New rules for fund managers may also have contributed to the slowdown, Tam said. In January 2022, the Canadian Securities Administrators (CSA) introduced guidance for fund managers on ESG-related disclosures in an attempt to combat “greenwashing” in the industry.

“There really was no regulatory guidance in Canada before this year on what needs to be said in a prospectus document, but now there is,” Tam said. “That immediately sets the bar higher.”

Tam added that the reporting requirements likely affected the types of sustainable funds released last year too. Using the six categories in the Canadian Investment Funds Standards Committee’s (CIFSC) responsible investing framework, Tam noted far more new funds were released last year using ESG exclusions (64), ESG integration and evaluation (55) and ESG best in class (52) than launches for ESG engagement and stewardship (41), ESG thematic investing (33) and impact investing (32). (Sixty-eight sustainable funds launched last year, but funds can fall into more than one category.)
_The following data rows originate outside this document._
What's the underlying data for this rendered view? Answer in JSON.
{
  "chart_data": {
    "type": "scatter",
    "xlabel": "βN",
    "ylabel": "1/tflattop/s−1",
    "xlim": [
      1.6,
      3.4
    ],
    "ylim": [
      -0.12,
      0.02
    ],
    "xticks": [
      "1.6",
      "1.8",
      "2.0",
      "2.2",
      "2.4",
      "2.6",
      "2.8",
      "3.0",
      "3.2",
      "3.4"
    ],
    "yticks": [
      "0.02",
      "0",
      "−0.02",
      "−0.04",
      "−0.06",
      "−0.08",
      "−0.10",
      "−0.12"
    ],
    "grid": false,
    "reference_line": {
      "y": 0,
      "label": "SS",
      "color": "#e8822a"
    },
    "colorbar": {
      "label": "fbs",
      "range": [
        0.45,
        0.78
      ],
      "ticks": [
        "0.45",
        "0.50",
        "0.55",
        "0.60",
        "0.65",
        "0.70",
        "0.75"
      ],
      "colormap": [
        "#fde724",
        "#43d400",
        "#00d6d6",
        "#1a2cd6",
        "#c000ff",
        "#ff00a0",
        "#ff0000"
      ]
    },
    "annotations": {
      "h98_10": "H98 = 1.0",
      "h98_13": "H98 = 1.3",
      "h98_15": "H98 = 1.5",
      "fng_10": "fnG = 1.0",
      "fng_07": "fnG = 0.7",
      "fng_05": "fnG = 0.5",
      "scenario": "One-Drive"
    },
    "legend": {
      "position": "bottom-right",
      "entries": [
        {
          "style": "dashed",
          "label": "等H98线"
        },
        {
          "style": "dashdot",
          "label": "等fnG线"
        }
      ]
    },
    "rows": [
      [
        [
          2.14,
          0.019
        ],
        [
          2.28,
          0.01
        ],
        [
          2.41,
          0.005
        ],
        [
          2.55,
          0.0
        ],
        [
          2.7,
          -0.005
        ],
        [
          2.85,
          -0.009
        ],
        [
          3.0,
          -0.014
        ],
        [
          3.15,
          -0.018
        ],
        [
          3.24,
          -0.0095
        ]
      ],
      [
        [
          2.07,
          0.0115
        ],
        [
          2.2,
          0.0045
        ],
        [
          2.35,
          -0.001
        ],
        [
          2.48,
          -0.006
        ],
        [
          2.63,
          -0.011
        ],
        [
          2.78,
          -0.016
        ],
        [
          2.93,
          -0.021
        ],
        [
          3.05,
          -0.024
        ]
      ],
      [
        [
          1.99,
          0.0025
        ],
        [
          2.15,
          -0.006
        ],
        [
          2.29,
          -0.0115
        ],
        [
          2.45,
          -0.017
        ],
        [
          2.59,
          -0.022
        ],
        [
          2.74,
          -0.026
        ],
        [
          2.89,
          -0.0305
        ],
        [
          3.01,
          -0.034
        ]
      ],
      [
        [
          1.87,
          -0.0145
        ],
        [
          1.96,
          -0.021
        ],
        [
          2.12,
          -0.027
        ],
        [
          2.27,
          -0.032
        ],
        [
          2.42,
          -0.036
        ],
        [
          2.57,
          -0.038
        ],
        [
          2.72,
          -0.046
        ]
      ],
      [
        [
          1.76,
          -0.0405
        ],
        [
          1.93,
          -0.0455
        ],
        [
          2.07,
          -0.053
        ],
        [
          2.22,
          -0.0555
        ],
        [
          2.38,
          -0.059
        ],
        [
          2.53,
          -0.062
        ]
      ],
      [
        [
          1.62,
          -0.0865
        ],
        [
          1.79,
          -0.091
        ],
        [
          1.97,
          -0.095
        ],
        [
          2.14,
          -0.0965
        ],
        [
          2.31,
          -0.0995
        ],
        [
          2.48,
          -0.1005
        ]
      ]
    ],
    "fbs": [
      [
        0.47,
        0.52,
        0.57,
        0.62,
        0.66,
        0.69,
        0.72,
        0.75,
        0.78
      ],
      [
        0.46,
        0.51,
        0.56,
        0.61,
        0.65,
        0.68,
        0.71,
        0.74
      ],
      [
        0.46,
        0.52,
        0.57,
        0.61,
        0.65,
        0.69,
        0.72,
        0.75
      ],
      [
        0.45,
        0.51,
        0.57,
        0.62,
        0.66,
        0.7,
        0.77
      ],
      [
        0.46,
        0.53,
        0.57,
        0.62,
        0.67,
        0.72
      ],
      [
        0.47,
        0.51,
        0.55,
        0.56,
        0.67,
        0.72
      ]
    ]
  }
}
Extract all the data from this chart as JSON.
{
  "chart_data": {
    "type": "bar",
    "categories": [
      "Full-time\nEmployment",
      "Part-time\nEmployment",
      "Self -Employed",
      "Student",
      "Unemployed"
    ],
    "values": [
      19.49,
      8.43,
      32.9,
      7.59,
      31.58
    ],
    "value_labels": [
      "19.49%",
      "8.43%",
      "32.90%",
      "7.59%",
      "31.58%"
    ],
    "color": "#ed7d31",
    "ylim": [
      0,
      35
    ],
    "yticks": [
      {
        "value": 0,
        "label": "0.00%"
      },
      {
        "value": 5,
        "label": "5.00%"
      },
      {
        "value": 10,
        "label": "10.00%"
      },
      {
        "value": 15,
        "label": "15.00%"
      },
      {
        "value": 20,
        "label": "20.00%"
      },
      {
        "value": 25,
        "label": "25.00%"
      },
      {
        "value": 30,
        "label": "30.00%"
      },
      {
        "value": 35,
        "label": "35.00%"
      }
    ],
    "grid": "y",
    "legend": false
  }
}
The first three categories focus on reducing risk or enhancing returns, Tam said. The remaining three are meant to make an impact on the planet or society, and require more stringent reporting.

Best-in-class funds typically rely on an index, Tam said, while exclusion funds can use data from independent providers in their disclosures. This makes them slightly easier to implement.

ESG engagement fund providers, on the other hand, are required to report their proxy voting and engagement with issuers, Tam said. Impact funds must demonstrate the impact they’re making — by reducing their carbon footprint, for example, and explaining how the reduction came about.

“That is a lot of work for the portfolio manager to put together,” he said. “I think we’re seeing less of them because it is a higher bar.”

After so many new funds were released in the past few years, the industry may also have reached a saturation point — at least in terms of existing types of ESG funds.

“Most of us now have the broad-based, best-in-class type of fund on our shelves,” Saghir said. “What will be really interesting is, as taxonomies and disclosure standards emerge, what we’re able to do with that data in terms of more thematic investments.”

The CSA is reconsidering its proposed climate disclosure standards for issuers after the U.S. Securities and Exchange Commission and the International Sustainability Standards Board issued their own proposals. Whenever definitive rules emerge, Saghir said, fund companies will be watching to see how the disclosures can be used in products.

“‘What does that do for the data that we have and what can we create under the theme of climate’ is probably top of mind for many of us,” she said.

Add it all up, and we may be entering a new phase of ESG products.

Tiffany Zhang, an ETF analyst with National Bank Financial Ltd., said many ESG products traditionally resembled broad index products, with low active share. But now, she said, “the concept of ESG is becoming more concrete and more tangible.” This means investors now can select themes such as renewable energy, all-female fund-management teams or responsibly sourced gold.

“Investors can really pick and choose what they believe is ESG,” Zhang said.

The only ESG ETFs to launch in Canada this year as of press time were a suite of dividend products from Invesco Canada Ltd. (See “New ESG funds pay dividends”.)

Saghir said she expects to see more products released with a specific focus.

“I don’t know if we have the building blocks to build a truly diversified [ESG] portfolio today,” she said. “I imagine there’s going to be launches that fill some of those gaps.”

Meanwhile, the CIFSC classification may help advisors sort through the hundreds of products available, but conversations with your clients about what ESG means to them will remain important.

Charles Provost, wealth advisor with the Vo-Dignard Provost Wealth Management Group at National Bank Financial Wealth Management in Montreal, said his team doesn’t limit itself to funds marketed as ESG when constructing sustainable portfolios for clients.

“What we’ve found is that some funds are marketed as ESG but when you dig deep, you see that it’s maybe not perfect,” he said. “On the opposite side, there are funds not marketed as ESG funds but they fit into our criteria. We don’t exclude the rest and we don’t only focus on ESG-marketed products.”